0

Say that I have the following vector:

dat <- c(1,0,-1,1,0,-1,1,0,1)

I want a vector that counts the occurences of 1, 0 an -1 in dat but as an ongoing tally. The solution would look like so:

tally <- c(1,1,1,2,2,2,3,3,4)

So essentially my new vector has an ongoing tally of 1, 0 and -1 from dat. I am looking for a way to do this calculation in R so I can use it on a much larger set.

Chris95
  • 75
  • 1
  • 10
  • This isn't well defined. Are the values in `dat` always to be taken in chunks of three? How do you know which values in `tally` are counting which values? Or do you mean that `tally` should be read positionally? – joran Dec 20 '17 at 20:48
  • 2
    The very first answer here works fine with vectors: [Numbering rows within groups in a data frame](https://stackoverflow.com/questions/12925063/numbering-rows-within-groups-in-a-data-frame) – Henrik Dec 20 '17 at 20:51
  • @joran Apologies, the only possible values in dat will be in {1, 0 ,-1} but they will not be bunched in threes (i.e the distribution of the {1, 0, -1} in dat is random).

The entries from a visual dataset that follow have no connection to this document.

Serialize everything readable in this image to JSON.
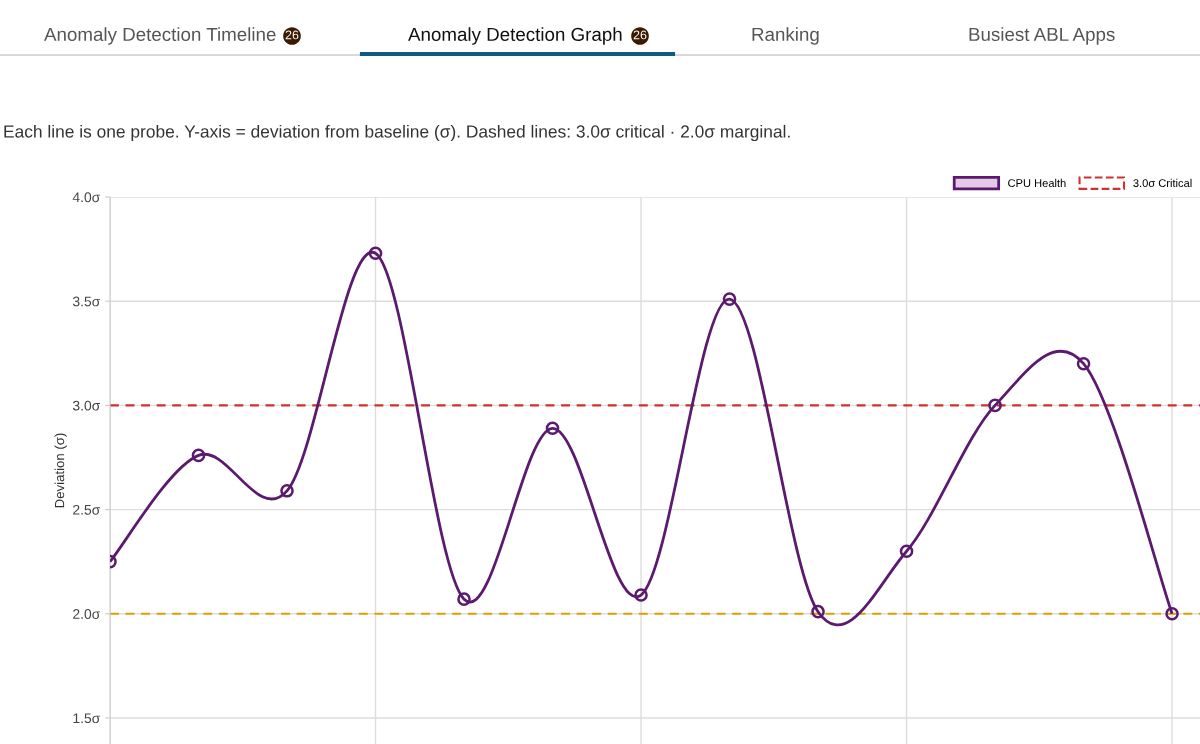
{
  "chart_data": {
    "type": "line",
    "subtitle": "Each line is one probe. Y-axis = deviation from baseline (σ). Dashed lines: 3.0σ critical · 2.0σ marginal.",
    "annotations": [
      "Anomaly Detection Timeline",
      "26",
      "Anomaly Detection Graph",
      "26",
      "Ranking",
      "Busiest ABL Apps"
    ],
    "ylabel": "Deviation (σ)",
    "categories": [
      null,
      null,
      null,
      null,
      null,
      null,
      null,
      null,
      null,
      null,
      null,
      null,
      null
    ],
    "series": [
      {
        "name": "CPU Health",
        "color": "#5b1a6e",
        "values": [
          2.25,
          2.76,
          2.59,
          3.73,
          2.07,
          2.89,
          2.09,
          3.51,
          2.01,
          2.3,
          3.0,
          3.2,
          2.0
        ]
      }
    ],
    "ylim": [
      1.375,
      4.0
    ],
    "yticks": [
      {
        "value": 1.5,
        "label": "1.5σ"
      },
      {
        "value": 2.0,
        "label": "2.0σ"
      },
      {
        "value": 2.5,
        "label": "2.5σ"
      },
      {
        "value": 3.0,
        "label": "3.0σ"
      },
      {
        "value": 3.5,
        "label": "3.5σ"
      },
      {
        "value": 4.0,
        "label": "4.0σ"
      }
    ],
    "ref_lines": [
      {
        "axis": "y",
        "value": 3.0,
        "label": "3.0σ Critical",
        "color": "#d0312d",
        "line_style": "dashed"
      },
      {
        "axis": "y",
        "value": 2.0,
        "label": null,
        "color": "#e0a000",
        "line_style": "dashed"
      }
    ],
    "grid": true,
    "legend": "top right",
    "marker": "circle",
    "line_style": "solid",
    "tick_labels": "y"
  }
}
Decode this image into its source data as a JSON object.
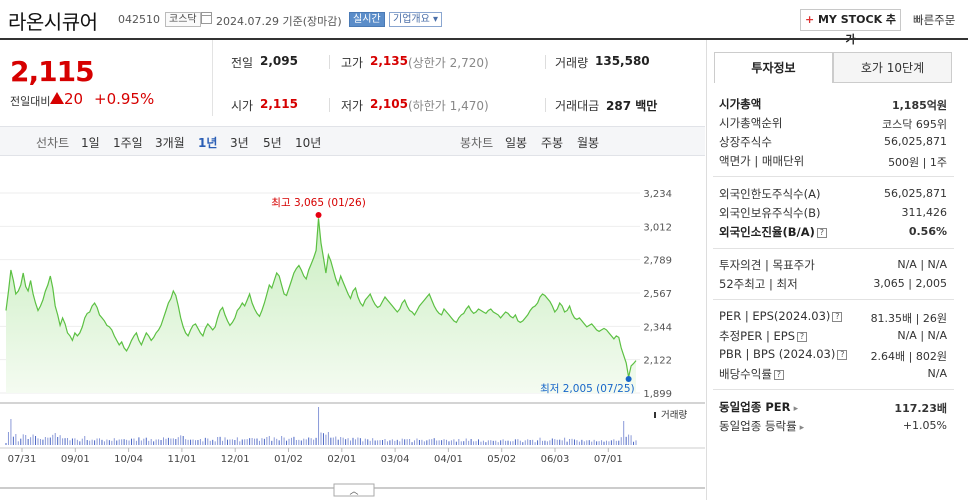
{
  "header": {
    "company": "라온시큐어",
    "code": "042510",
    "market": "코스닥",
    "date": "2024.07.29 기준(장마감)",
    "realtime_label": "실시간",
    "info_label": "기업개요",
    "mystock_label": "MY STOCK 추가",
    "quick_order": "빠른주문"
  },
  "quote": {
    "price": "2,115",
    "change_label": "전일대비",
    "change": "20",
    "change_pct": "+0.95%",
    "prev_label": "전일",
    "prev": "2,095",
    "high_label": "고가",
    "high": "2,135",
    "upper_limit": "(상한가 2,720)",
    "volume_label": "거래량",
    "volume": "135,580",
    "open_label": "시가",
    "open": "2,115",
    "low_label": "저가",
    "low": "2,105",
    "lower_limit": "(하한가 1,470)",
    "amount_label": "거래대금",
    "amount": "287 백만"
  },
  "tabs": {
    "line_label": "선차트",
    "periods": [
      "1일",
      "1주일",
      "3개월",
      "1년",
      "3년",
      "5년",
      "10년"
    ],
    "active_period": "1년",
    "candle_label": "봉차트",
    "candle_periods": [
      "일봉",
      "주봉",
      "월봉"
    ]
  },
  "chart_data": {
    "type": "area",
    "y_ticks": [
      "3,234",
      "3,012",
      "2,789",
      "2,567",
      "2,344",
      "2,122",
      "1,899"
    ],
    "ylim": [
      1899,
      3234
    ],
    "x_ticks": [
      "07/31",
      "09/01",
      "10/04",
      "11/01",
      "12/01",
      "01/02",
      "02/01",
      "03/04",
      "04/01",
      "05/02",
      "06/03",
      "07/01"
    ],
    "high_annotation": "최고 3,065 (01/26)",
    "low_annotation": "최저 2,005 (07/25)",
    "volume_legend": "거래량",
    "series": [
      {
        "values": [
          2450,
          2580,
          2720,
          2650,
          2560,
          2580,
          2620,
          2700,
          2610,
          2580,
          2650,
          2560,
          2500,
          2450,
          2480,
          2520,
          2580,
          2620,
          2680,
          2600,
          2480,
          2420,
          2350,
          2400,
          2360,
          2300,
          2280,
          2250,
          2300,
          2280,
          2300,
          2340,
          2400,
          2430,
          2440,
          2480,
          2500,
          2470,
          2420,
          2400,
          2380,
          2350,
          2340,
          2320,
          2280,
          2250,
          2220,
          2240,
          2200,
          2180,
          2210,
          2250,
          2280,
          2300,
          2250,
          2220,
          2260,
          2300,
          2280,
          2250,
          2270,
          2300,
          2320,
          2350,
          2400,
          2450,
          2500,
          2530,
          2580,
          2550,
          2480,
          2400,
          2340,
          2300,
          2280,
          2320,
          2350,
          2360,
          2330,
          2300,
          2280,
          2330,
          2360,
          2340,
          2320,
          2340,
          2400,
          2450,
          2470,
          2420,
          2380,
          2350,
          2370,
          2400,
          2450,
          2470,
          2500,
          2480,
          2520,
          2560,
          2500,
          2460,
          2430,
          2410,
          2450,
          2500,
          2560,
          2620,
          2600,
          2650,
          2700,
          2680,
          2620,
          2560,
          2550,
          2600,
          2650,
          2700,
          2730,
          2750,
          2720,
          2680,
          2660,
          2720,
          2760,
          2800,
          2850,
          3065,
          2900,
          2800,
          2700,
          2820,
          2780,
          2720,
          2660,
          2620,
          2680,
          2640,
          2600,
          2560,
          2530,
          2580,
          2600,
          2540,
          2500,
          2480,
          2520,
          2540,
          2560,
          2520,
          2490,
          2470,
          2480,
          2510,
          2540,
          2520,
          2500,
          2480,
          2460,
          2440,
          2460,
          2500,
          2520,
          2480,
          2450,
          2440,
          2420,
          2450,
          2480,
          2500,
          2520,
          2540,
          2560,
          2520,
          2480,
          2450,
          2430,
          2420,
          2460,
          2440,
          2420,
          2400,
          2380,
          2370,
          2400,
          2420,
          2430,
          2460,
          2480,
          2450,
          2430,
          2440,
          2460,
          2450,
          2440,
          2430,
          2450,
          2460,
          2440,
          2430,
          2420,
          2400,
          2420,
          2440,
          2430,
          2410,
          2400,
          2420,
          2380,
          2370,
          2380,
          2400,
          2420,
          2450,
          2470,
          2480,
          2500,
          2540,
          2560,
          2550,
          2530,
          2510,
          2480,
          2440,
          2460,
          2500,
          2480,
          2440,
          2450,
          2480,
          2430,
          2400,
          2390,
          2400,
          2380,
          2360,
          2340,
          2350,
          2360,
          2340,
          2320,
          2310,
          2320,
          2330,
          2320,
          2300,
          2280,
          2260,
          2280,
          2270,
          2200,
          2150,
          2100,
          2005,
          2080,
          2095,
          2115
        ]
      }
    ]
  },
  "panel": {
    "tab_invest": "투자정보",
    "tab_hoga": "호가 10단계",
    "market_cap_label": "시가총액",
    "market_cap": "1,185억원",
    "cap_rank_label": "시가총액순위",
    "cap_rank": "코스닥 695위",
    "shares_label": "상장주식수",
    "shares": "56,025,871",
    "par_label": "액면가 | 매매단위",
    "par": "500원 | 1주",
    "foreign_limit_label": "외국인한도주식수(A)",
    "foreign_limit": "56,025,871",
    "foreign_hold_label": "외국인보유주식수(B)",
    "foreign_hold": "311,426",
    "foreign_ratio_label": "외국인소진율(B/A)",
    "foreign_ratio": "0.56%",
    "opinion_label": "투자의견 | 목표주가",
    "opinion": "N/A | N/A",
    "w52_label": "52주최고 | 최저",
    "w52": "3,065 | 2,005",
    "per_label": "PER | EPS(2024.03)",
    "per": "81.35배 | 26원",
    "est_per_label": "추정PER | EPS",
    "est_per": "N/A | N/A",
    "pbr_label": "PBR | BPS (2024.03)",
    "pbr": "2.64배 | 802원",
    "div_label": "배당수익률",
    "div": "N/A",
    "sector_per_label": "동일업종 PER",
    "sector_per": "117.23배",
    "sector_chg_label": "동일업종 등락률",
    "sector_chg": "+1.05%"
  }
}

And yes, I mean that tally should be read positionally. – Chris95 Dec 20 '17 at 21:00

2 Answers2

1

Here is a fairly simple approach:

> dat <- c(1,0,-1,1,0,-1,1,0,1)
> tally <- ave(dat, factor(dat), FUN=seq_along)
> tally
[1] 1 1 1 2 2 2 3 3 4

The ave function splits the dat vector apart by the unique values in dat (-1, 0, and 1 in this case), then seq_along is a quick and dirty way to get the running tally for each unique value, then ave puts the separate cumulative counts back together in the order to match the original data.

Greg Snow
  • 47,077
  • 6
  • 76
  • 101
1
dat <- c(1,0,-1,1,0,-1,1,0,1)

new_vec <- NULL
count_this <- function(vec) {
    for(i in 1:length(vec)) {
    this_elem = vec[i]
    before_vec <- vec[1:i]
    contains_vec <- before_vec[before_vec == this_elem]
    new_vec[i] <- length(contains_vec)
    }
    return(new_vec)
}

Use like this:

count_this(dat)

1 1 1 2 2 2 3 3 4

But definitely use Greg's much more efficient approach:

dat_long <- round(rnorm(10000), 0)

start.time <- Sys.time()
res_a <- count_this(dat_long)
end.time <- Sys.time()
time.taken <- end.time - start.time
p_1 <- as.vector(time.taken)

start.time <- Sys.time()
res_b <- ave(dat_long, factor(dat_long), FUN=seq_along)
end.time <- Sys.time()
time.taken <- end.time - start.time
p_2 <- as.vector(time.taken)

final <- data.frame(For_Loop = p_1, Vectorized = p_2)
mp <- barplot(as.matrix(final), col='steelblue', beside=T, main='Runtimes for Tally Algoritm')

enter image description here

Cybernetic
  • 11,188
  • 15
  • 76
  • 114